Ik ben opgegroeid in Clontarf, een voorstadje van Noord-Dublin, aan de kust. Toen ik Barry leerde kennen, stemde ik ermee in te verhuizen naar Sandymount, aan zijn kant van de stad. We woonden in hetzelfde appartement waar hij als vrijgezel had gewoond, omdat hij graag in de buurt van zijn moeder wilde blijven, die een hekel aan me had omdat ik protestants was, ook al ging ik nooit naar de kerk – ik wist niet welk van die twee dingen ze erger vond. Toen we zes maanden iets met elkaar hadden, deed Barry me een aanzoek, waarschijnlijk omdat al onze vrienden dat op dat moment ook deden, en ik zei ja, omdat al mijn vriendinnen eerder ja hadden gezegd, en ook omdat ik nu eenmaal volwassen was en volwassenen nu eenmaal het huwelijksbootje instapten. Een halfjaar later was ik getrouwd en woonde ik in een nieuw appartement in Sandymount dat we samen hadden gekocht. Het grote feest was voorbij, en de werkelijkheid strekte zich nu tot in de eeuwigheid voor me uit. Mijn uitzendbureau bevond zich nog altijd in Clontarf, een korte treinrit bij ons vandaan. Barry was er niet in geslaagd zijn appartement te verkopen, dus verhuurde hij het nu; we losten onze hypotheek af met de huurinkomsten. Een hoop van onze huidige problemen zouden meteen opgelost zijn als Barry weer gewoon terugverhuisde naar dat appartement, dat hij getuige al zijn gezeur met tegenzin had verlaten, zodat ik in ons huis kon blijven, maar nee, hij moest zo nodig ons appartement houden. Hij moest ook zo nodig onze auto houden, dus reed ik momenteel in de auto van een vriendin van me. Julie was naar Toronto geëmigreerd en was er nog altijd niet in geslaagd haar auto te verkopen, die al een jaar te koop stond. In ruil voor het mogen besturen van de auto was ik verantwoordelijk voor de verkoop ervan. Ik had een TE KOOP-bordje met mijn telefoonnummer op de voor- en achterruit geplakt, met als resultaat dat ik nu telefoontjes, inlichtingen en testritjes moest afhandelen. Ik was erachter gekomen dat mensen de neiging hadden om op de meest willekeurige tijden te bellen en om precies dezelfde informatie te vragen die al in de advertenties in de autotijdschriften stond, alsof ze hoopten dat ik hun een compleet ander antwoord zou geven.

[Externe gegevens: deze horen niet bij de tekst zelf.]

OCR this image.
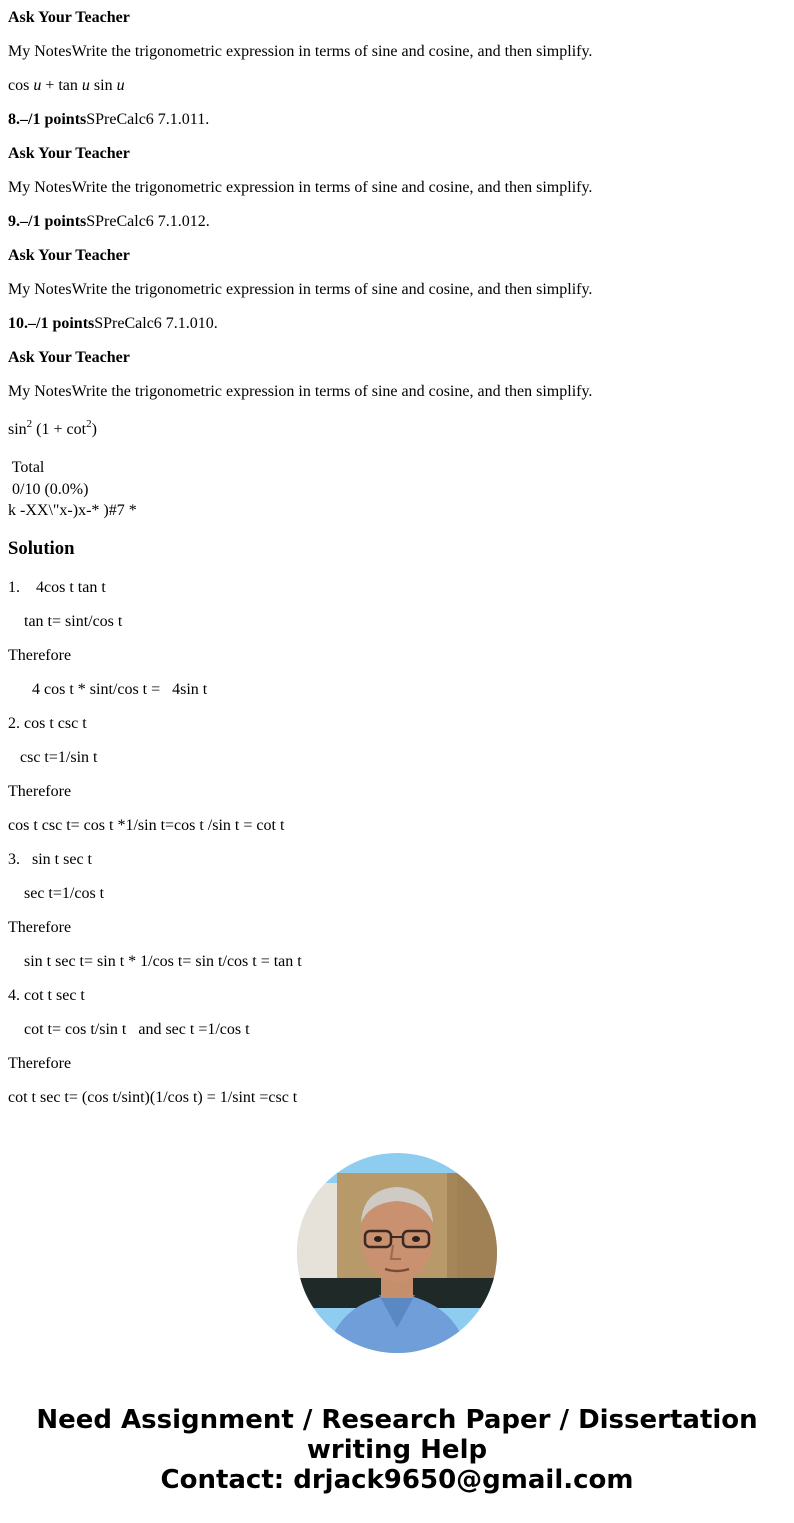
Ask Your Teacher
My NotesWrite the trigonometric expression in terms of sine and cosine, and then simplify.
cos u + tan u sin u
8.–/1 pointsSPreCalc6 7.1.011.
Ask Your Teacher
My NotesWrite the trigonometric expression in terms of sine and cosine, and then simplify.
9.–/1 pointsSPreCalc6 7.1.012.
Ask Your Teacher
My NotesWrite the trigonometric expression in terms of sine and cosine, and then simplify.
10.–/1 pointsSPreCalc6 7.1.010.
Ask Your Teacher
My NotesWrite the trigonometric expression in terms of sine and cosine, and then simplify.
$\sin^2 (1 + \cot^2)$
Total
0/10 (0.0%)
k -XX\"x-)x-* )#7 *
Solution
1.    4cos t tan t
tan t= sint/cos t
Therefore
4 cos t * sint/cos t =   4sin t
2. cos t csc t
csc t=1/sin t
Therefore
cos t csc t= cos t *1/sin t=cos t /sin t = cot t
3.   sin t sec t
sec t=1/cos t
Therefore
sin t sec t= sin t * 1/cos t= sin t/cos t = tan t
4. cot t sec t
cot t= cos t/sin t   and sec t =1/cos t
Therefore
cot t sec t= (cos t/sint)(1/cos t) = 1/sint =csc t
Need Assignment / Research Paper / Dissertation
writing Help
Contact: drjack9650@gmail.com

Mijn kantoor bevond zich aan Clontarf Road, op de eerste verdieping van een huis van drie verdiepingen dat ooit had toebehoord aan de drie alleenstaande tantes van mijn vader, Brenda, Adrienne en Christine, naar wie mijn zusjes en ik vernoemd waren. Nu bood het gebouw onderdak aan het bedrijf van mijn vader en zussen, dat Advocatenbureau Rose en Dochters heette omdat mijn vader een feminist was. Mijn vader had hier al dertig jaar zijn kantoor, sinds zijn laatst overgebleven tante had besloten naar een op zichzelf staand appartement in de kelder te verhuizen in plaats van in haar eentje voor een groot huis te zorgen. Zodra mijn zusjes afgestudeerd waren, waren ze voor mijn vader gaan werken. Ik had huizenhoog opgezien tegen de dag waarop ik hem zou moeten vertellen dat ik niet voor het familiebedrijf wilde werken, maar hij had er het grootste begrip voor gehad. Sterker nog, hij wilde niet eens dat ik voor hem kwam werken.

‘Jij bent een denker,’ zei hij. ‘Wij zijn doeners. Je zussen zijn net als ik: wij doen. Jij lijkt meer op je moeder: je denkt. Dus ga vooral je gang. Ga lekker denken.’

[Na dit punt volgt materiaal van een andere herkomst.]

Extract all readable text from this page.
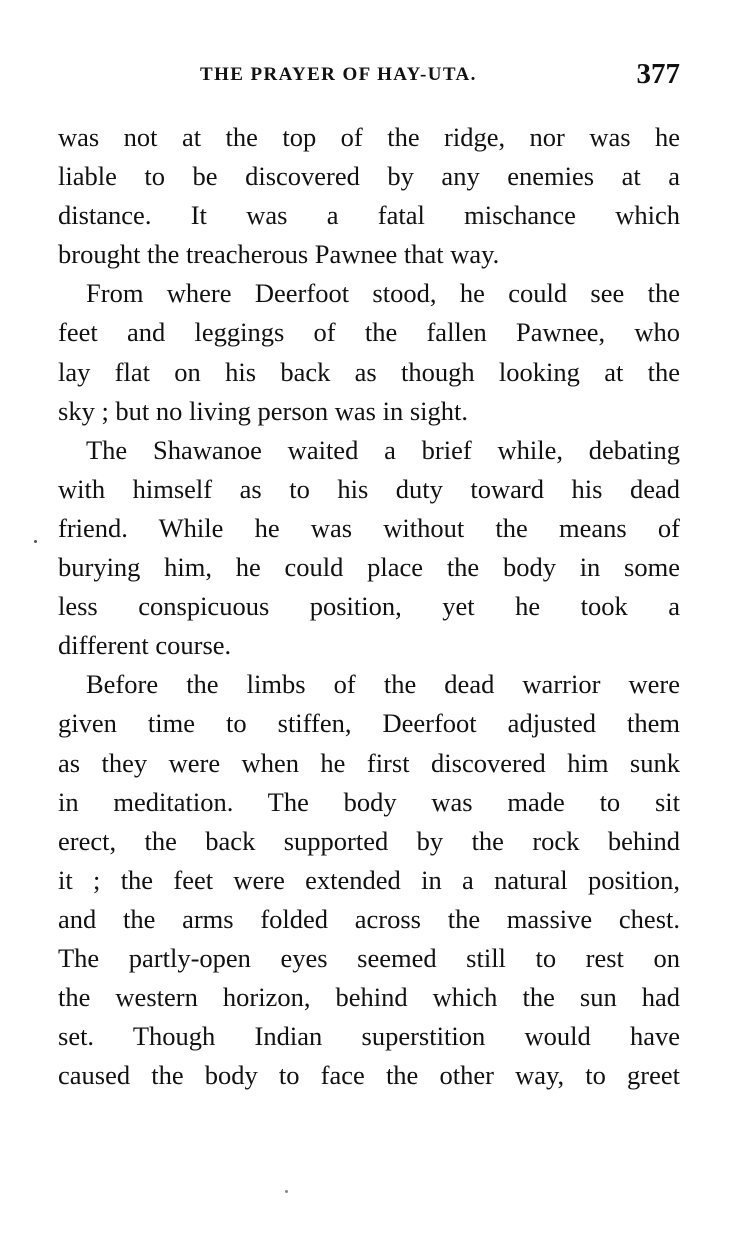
THE PRAYER OF HAY-UTA.	377
was not at the top of the ridge, nor was he
liable to be discovered by any enemies at a
distance. It was a fatal mischance which
brought the treacherous Pawnee that way.
From where Deerfoot stood, he could see the
feet and leggings of the fallen Pawnee, who
lay flat on his back as though looking at the
sky ; but no living person was in sight.
The Shawanoe waited a brief while, debating
with himself as to his duty toward his dead
friend. While he was without the means of
burying him, he could place the body in some
less conspicuous position, yet he took a
different course.
Before the limbs of the dead warrior were
given time to stiffen, Deerfoot adjusted them
as they were when he first discovered him sunk
in meditation. The body was made to sit
erect, the back supported by the rock behind
it ; the feet were extended in a natural position,
and the arms folded across the massive chest.
The partly-open eyes seemed still to rest on
the western horizon, behind which the sun had
set. Though Indian superstition would have
caused the body to face the other way, to greet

Brenda hield zich bezig met goederenrecht, Adrienne met familierecht, en mijn vader ging achter mensen aan die ongelukken hadden gehad, want daar lag volgens hem het grote geld. Samen bezetten ze de bovenste verdieping. Mijn kantoor was gevestigd op de eerste verdieping, die ik deelde met een accountant die daar al een jaar of twintig zat en een fles wodka in een bureaulade verborgen hield en dacht dat niemand daarvan op de hoogte was. Het was duidelijk te merken aan de geur van de kamer en zijn adem, maar toch wist ik het vooral dankzij Jacinta, de schoonmaakster, die mijn vader van roddels voorzag over alle kantoren die hem huur betaalden. Het was geen officiële regeling, maar ze wisten allebei dat hoe meer informatie ze hem verschafte, des te meer mijn vader haar betaalde. Ik vroeg me geregeld af wat ze hem allemaal over mij vertelde.

De zaken op de begane grond waren de afgelopen jaren zo vaak veranderd dat ik geen idee had wie wie was als ik op de gang mensen tegenkwam. Dankzij de recessie verdwenen bedrijven weer even snel als ze gekomen waren. De kelder, waar mijn oudtante Christine gedurende haar laatste jaren had gewoond, was eerst een verzekeringsbedrijf geweest, en toen een effectenmakelaar, en toen een grafisch-ontwerpstudio. Tegenwoordig was het mijn huis. Eerst had de ene Christine er gewoond, en nu de andere. Mijn vader had er met tegenzin mee ingestemd de ruimte aan mij te verhuren en hem voor me in te richten. De dag waarop ik ingetrokken was, had ik een eenpersoonsbed in de slaapkamer aangetroffen, plus één stoel in de keuken en een fauteuil in de woonkamer. Voor de rest had ik zelf moeten zorgen, vooral door de huizen van mijn zussen te plunderen. Brenda had met een duivels genoegen het Spider-Man-dekbedovertrek van haar zoon aan me gedoneerd. Ze had gedacht dat ze me daarmee op zou vrolijken, maar in feite was ik er alleen maar verdrietiger om mijn eigen situatie van geworden. Een nieuw dekbedovertrek kon ik me wel veroorloven, dus de eerste paar dagen was ik van plan geweest een nieuw te kopen, maar ik bleef het maar vergeten, totdat ik het Spider-Man-dekbed uiteindelijk niet eens meer zag.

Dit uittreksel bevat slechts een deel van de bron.